In the speech emotional Study of recognition, be faced with the problem of emotion language material validity at present.Emotion language material data by the mode of performance is gathered are called the performance language material.Present most speech emotional Study of recognition is based on the performance language material.The advantage of performance language material is easy collection, and shortcoming is emotion performance exaggeration, with the practical natural voice certain difference is arranged, and the reliability that therefore causes performing data is relatively poor.Set up the emotion recognition system based on performance emotion language material,, caused the decline of recognition performance under physical condition because the data that are used for the model of cognition training have certain difference with actual data.Emotion language material by the method collection brought out is called and brings out language material.The characteristics of bringing out language material are that naturalness is higher, and are convenient to the language material that psychologic by experiment method control obtains needed particular emotion.Before the present invention, in the Chinese speech emotion recognition, also there is not the corpus that brings out of irritated mood.

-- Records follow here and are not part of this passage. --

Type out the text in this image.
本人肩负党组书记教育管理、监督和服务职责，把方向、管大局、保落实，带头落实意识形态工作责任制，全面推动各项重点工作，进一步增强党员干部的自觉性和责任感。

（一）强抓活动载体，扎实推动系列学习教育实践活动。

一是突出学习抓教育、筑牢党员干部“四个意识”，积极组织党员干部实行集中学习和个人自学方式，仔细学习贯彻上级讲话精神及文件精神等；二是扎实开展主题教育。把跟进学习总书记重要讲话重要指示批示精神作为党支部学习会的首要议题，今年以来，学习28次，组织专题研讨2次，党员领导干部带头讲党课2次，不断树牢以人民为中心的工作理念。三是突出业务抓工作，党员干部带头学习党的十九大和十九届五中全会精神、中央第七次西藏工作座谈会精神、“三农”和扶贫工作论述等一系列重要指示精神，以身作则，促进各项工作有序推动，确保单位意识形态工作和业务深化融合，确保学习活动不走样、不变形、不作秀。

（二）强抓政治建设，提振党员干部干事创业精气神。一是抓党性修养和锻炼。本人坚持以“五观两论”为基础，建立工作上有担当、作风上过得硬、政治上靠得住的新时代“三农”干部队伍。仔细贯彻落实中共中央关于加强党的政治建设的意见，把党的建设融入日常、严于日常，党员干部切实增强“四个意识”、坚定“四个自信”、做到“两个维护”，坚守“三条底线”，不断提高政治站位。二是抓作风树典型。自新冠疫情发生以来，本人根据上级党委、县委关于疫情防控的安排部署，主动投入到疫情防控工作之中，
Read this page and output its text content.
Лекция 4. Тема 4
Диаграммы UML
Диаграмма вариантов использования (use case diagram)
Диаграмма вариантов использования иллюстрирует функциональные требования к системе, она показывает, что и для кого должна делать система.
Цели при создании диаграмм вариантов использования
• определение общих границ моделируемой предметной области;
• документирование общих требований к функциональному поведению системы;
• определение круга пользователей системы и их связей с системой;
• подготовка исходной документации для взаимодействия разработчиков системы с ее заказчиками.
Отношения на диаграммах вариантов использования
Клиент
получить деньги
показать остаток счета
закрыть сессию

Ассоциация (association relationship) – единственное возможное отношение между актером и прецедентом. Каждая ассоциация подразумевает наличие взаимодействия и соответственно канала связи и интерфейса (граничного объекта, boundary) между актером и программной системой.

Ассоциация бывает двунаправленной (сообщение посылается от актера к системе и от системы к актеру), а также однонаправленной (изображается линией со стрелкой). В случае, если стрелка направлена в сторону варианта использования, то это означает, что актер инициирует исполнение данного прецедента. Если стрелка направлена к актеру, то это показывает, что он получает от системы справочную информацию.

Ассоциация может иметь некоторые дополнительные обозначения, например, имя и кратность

Human emotion has ambiguity and diversity, in speech emotional identification, traditional recognition methods be with the sample that occurs rigid be divided into a certain class in the known class, yet when in reality, having more ambiguous emotion sample, the confidence level of classification is just relatively poor, and the probability of erroneous judgement is just higher.

Summary of the invention

The object of the invention is to fill up speech emotional recognition technology blank part in actual applications, provide a kind of at irritated mood can be according to the automatic speech emotion identification method of declaring.

The present invention adopts following technical scheme for achieving the above object:

A kind of can comprise the steps: of the present invention at irritated mood according to the automatic speech emotion identification method of declaring

(1) sets up irritated speech database;

(2) extract the speech emotional feature;

(3) feature selecting

(3-1) adopt the fisher criterion to carry out characteristic evaluating: the fisher criterion is represented with formula (1):

f (d) = \frac{1}{C_{m}^{2}} \underset{0 < i < j < m}{Σ} \frac{{(μ_{id} - μ_{jd})}^{2}}{σ_{id}^{2} + σ_{jd}^{2}} - - - (1)

Wherein μ is the average of eigenwert, and σ is the standard deviation of eigenwert, and m is the sum of classification, and d is a dimension.

(4) can be according to the recognition methods of declaring

(4-1) adopt GMM that irritated, happy and tranquil three kinds of emotions are carried out modeling, every kind of corresponding GMM model of emotion is adjudicated by maximum posteriori criterion: x _iRepresent i bar statement sample, λ _jRepresent j emotion classification, maximum a posteriori probability is expressed as:

p (λ_{j} | x_{i}) = \frac{p (x_{i} | λ_{j}) P (λ_{j})}{P (x_{i})} - - - (2)

Sample judgement to be identified is:

j^{*} = \arg \max_{j} p (x_{i} | λ_{j}) - - - (3)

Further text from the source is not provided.